LEONARDO ALMEIDA FILHO – O livro reúne contos que andei escrevendo nos últimos anos. Grande parte deles, durante a pandemia. Quando decidi publicá-los, percebi que, estranhamente, existia um elemento em comum entre eles: o silêncio. Aliás, um dos contos se intitula “Os silêncios” e é justamente aquele que abre a coletânea. Quando digo que o silêncio é o elemento que dá liga a todos os contos do “Berro”, me refiro especificamente ao nosso posicionamento diante das coisas do mundo, da presença do outro, da tragédia da fome, da miséria, do abandono, das doenças. O silêncio que nos é imposto pela vida real diante das minorias, das mulheres, dos gays, dos negros, das crianças e velhos. De uma certa e peculiar maneira, os contos abordavam esses temas que me desconcertam e me obrigam a berrar. Percebi que dentro desse grande elo, o silêncio, havia maneiras muito específicas de abordagem e foi pensando nisso que dividi o livro em três partes. A primeira delas juntando as narrativas mais ligadas ao presente, ao social. Na segunda parte reuni os contos que tinham a literatura como instrumento genuíno de quebra do silêncio, e na terceira, aquelas histórias que abordam o simbólico, o mitológico, o escatológico.

FERNANDO ANDRADE- Você parece usar o mundo Ocidental e capital, como crítica à ganância, contra a violência. O BERRO seria uma afronta quase musical perante a vida Ocidental . Fale disso.

LEONARDO ALMEIDA FILHO – Creio que os contos do meu “Berro”, de alguma maneira incorporam um posicionamento político contra toda forma de violência: real, simbólica, psicológica. Como Ocidental que sou, que somos, reservo-me o direito de fala e reconheço, como canta o Milton para Lennon e MacCartney: Por que vocês não sabem do lixo ocidental… eu afirmo: eu sei, eu sinto, eu vejo, e percebo o cheiro desse lixo que me cerca e identifico seus culpados. Essa grande estrutura montada para perpetuar privilégios precisa ser denunciada por todos os que têm posição de fala e voz, e nesse sentido, os intelectuais (e nesse grupo os escritores) têm a obrigação de não se calarem, de enfrentarem o silêncio, de berrarem.

FERNANDO ANDRADE- Na segunda parte você aponta para um meta texto sobre ficção. O Papel do autor, a escrita como visão de mundo. Como você vê sua experiência como autor em relação à segunda parte e no livro todo.

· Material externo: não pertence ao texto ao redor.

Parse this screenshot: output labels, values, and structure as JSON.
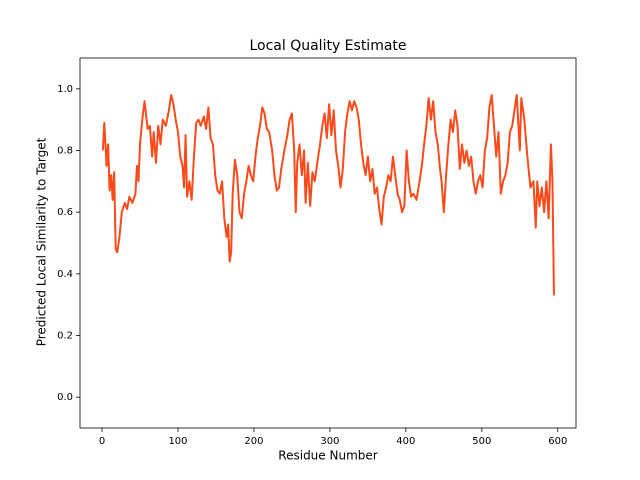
{
  "chart_data": {
    "type": "line",
    "title": "Local Quality Estimate",
    "xlabel": "Residue Number",
    "ylabel": "Predicted Local Similarity to Target",
    "xlim": [
      -29,
      624
    ],
    "ylim": [
      -0.1,
      1.1
    ],
    "xticks": [
      0,
      100,
      200,
      300,
      400,
      500,
      600
    ],
    "yticks": [
      {
        "value": 0,
        "label": "0.0"
      },
      0.2,
      0.4,
      0.6,
      0.8,
      {
        "value": 1,
        "label": "1.0"
      }
    ],
    "series": [
      {
        "color": "#fc4a1a",
        "x": [
          1,
          3,
          6,
          8,
          10,
          12,
          14,
          16,
          18,
          20,
          23,
          26,
          30,
          33,
          36,
          40,
          44,
          46,
          48,
          50,
          53,
          56,
          60,
          63,
          66,
          68,
          71,
          74,
          77,
          80,
          84,
          88,
          91,
          94,
          97,
          100,
          103,
          106,
          108,
          110,
          112,
          115,
          118,
          121,
          124,
          127,
          130,
          134,
          137,
          140,
          143,
          146,
          149,
          152,
          155,
          158,
          161,
          164,
          166,
          168,
          170,
          172,
          175,
          178,
          181,
          184,
          187,
          190,
          193,
          196,
          199,
          202,
          205,
          208,
          211,
          214,
          217,
          220,
          224,
          227,
          230,
          233,
          236,
          240,
          244,
          247,
          250,
          253,
          255,
          257,
          260,
          263,
          266,
          268,
          271,
          274,
          277,
          280,
          284,
          287,
          290,
          293,
          296,
          299,
          302,
          305,
          308,
          311,
          314,
          317,
          320,
          323,
          326,
          329,
          332,
          335,
          338,
          341,
          344,
          347,
          350,
          353,
          356,
          359,
          362,
          365,
          368,
          371,
          374,
          377,
          380,
          383,
          386,
          389,
          392,
          395,
          398,
          401,
          404,
          407,
          410,
          414,
          418,
          421,
          424,
          427,
          430,
          433,
          436,
          439,
          442,
          445,
          447,
          450,
          453,
          456,
          459,
          462,
          465,
          468,
          471,
          474,
          477,
          480,
          483,
          486,
          489,
          492,
          495,
          498,
          501,
          504,
          507,
          510,
          513,
          516,
          519,
          522,
          525,
          528,
          531,
          534,
          537,
          540,
          546,
          550,
          552,
          556,
          560,
          564,
          568,
          571,
          573,
          576,
          579,
          582,
          585,
          588,
          591,
          593,
          595
        ],
        "values": [
          0.8,
          0.89,
          0.75,
          0.82,
          0.67,
          0.72,
          0.64,
          0.73,
          0.48,
          0.47,
          0.52,
          0.6,
          0.63,
          0.61,
          0.65,
          0.63,
          0.66,
          0.75,
          0.7,
          0.82,
          0.9,
          0.96,
          0.87,
          0.88,
          0.78,
          0.86,
          0.76,
          0.88,
          0.82,
          0.9,
          0.88,
          0.93,
          0.98,
          0.95,
          0.9,
          0.86,
          0.78,
          0.75,
          0.68,
          0.85,
          0.65,
          0.7,
          0.64,
          0.78,
          0.89,
          0.9,
          0.88,
          0.91,
          0.87,
          0.94,
          0.84,
          0.82,
          0.72,
          0.67,
          0.66,
          0.7,
          0.58,
          0.52,
          0.56,
          0.44,
          0.47,
          0.66,
          0.77,
          0.72,
          0.6,
          0.58,
          0.66,
          0.7,
          0.75,
          0.72,
          0.7,
          0.78,
          0.84,
          0.88,
          0.94,
          0.92,
          0.87,
          0.86,
          0.8,
          0.72,
          0.67,
          0.68,
          0.74,
          0.8,
          0.85,
          0.9,
          0.92,
          0.8,
          0.6,
          0.76,
          0.82,
          0.72,
          0.8,
          0.63,
          0.76,
          0.62,
          0.73,
          0.7,
          0.77,
          0.82,
          0.88,
          0.92,
          0.84,
          0.95,
          0.85,
          0.93,
          0.8,
          0.75,
          0.68,
          0.74,
          0.86,
          0.92,
          0.96,
          0.93,
          0.96,
          0.94,
          0.9,
          0.82,
          0.76,
          0.72,
          0.78,
          0.7,
          0.74,
          0.66,
          0.68,
          0.61,
          0.56,
          0.65,
          0.68,
          0.72,
          0.7,
          0.78,
          0.72,
          0.66,
          0.64,
          0.6,
          0.62,
          0.8,
          0.7,
          0.65,
          0.66,
          0.64,
          0.7,
          0.75,
          0.82,
          0.88,
          0.97,
          0.9,
          0.96,
          0.86,
          0.82,
          0.74,
          0.7,
          0.6,
          0.72,
          0.82,
          0.9,
          0.86,
          0.93,
          0.88,
          0.74,
          0.82,
          0.76,
          0.8,
          0.75,
          0.78,
          0.7,
          0.66,
          0.7,
          0.72,
          0.68,
          0.8,
          0.84,
          0.94,
          0.98,
          0.88,
          0.78,
          0.86,
          0.66,
          0.7,
          0.72,
          0.76,
          0.86,
          0.88,
          0.98,
          0.8,
          0.97,
          0.9,
          0.78,
          0.68,
          0.7,
          0.55,
          0.7,
          0.62,
          0.68,
          0.6,
          0.7,
          0.58,
          0.82,
          0.7,
          0.33
        ]
      }
    ]
  }
}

LEONARDO ALMEIDA FILHO – Ao tratar da vida presente, dos homens presentes, do tempo presente (como canta Drummond), obviamente, como qualquer autor que lance criticamente seu olhar sobre o mundo, me vi no lugar de revolta, de militância estética contra toda opressão. Penso que meu papel como cidadão, como escritor, é quebrar toda forma de silêncio diante das injustiças. Abrir o berro contra a exploração do homem, contra o preconceito, contra a crueldade. Se é musical a escolha dessa luta, talvez tenha sido inconsciente.

FERNANDO ANDRADE- Na última parte você parte para experiências com a língua com temas humanos, até mitológicos. A linguagem parece que se sofistica com graduações, matizes de escrita. Fale disso.

LEONARDO ALMEIDA FILHO – A literatura é um jogo de armar, uma espécie de Lego da linguagem. A gente, quando escreve, vai montando com cuidado, capricho, estilo, esse universo que o leitor, munido de seu arsenal de experiências, vai tentar, num jogo lúdico, desarmar…sempre em vão. A última parte a que você se refere, traz essa espécie de jogo que me deu um prazer enorme ao “jogá-lo”. Os contos dessa parte, intitulada “O berro de todas as línguas”, são, a meu ver, os menos agressivos do livro, mas são justamente os mais desconcertantes, creio.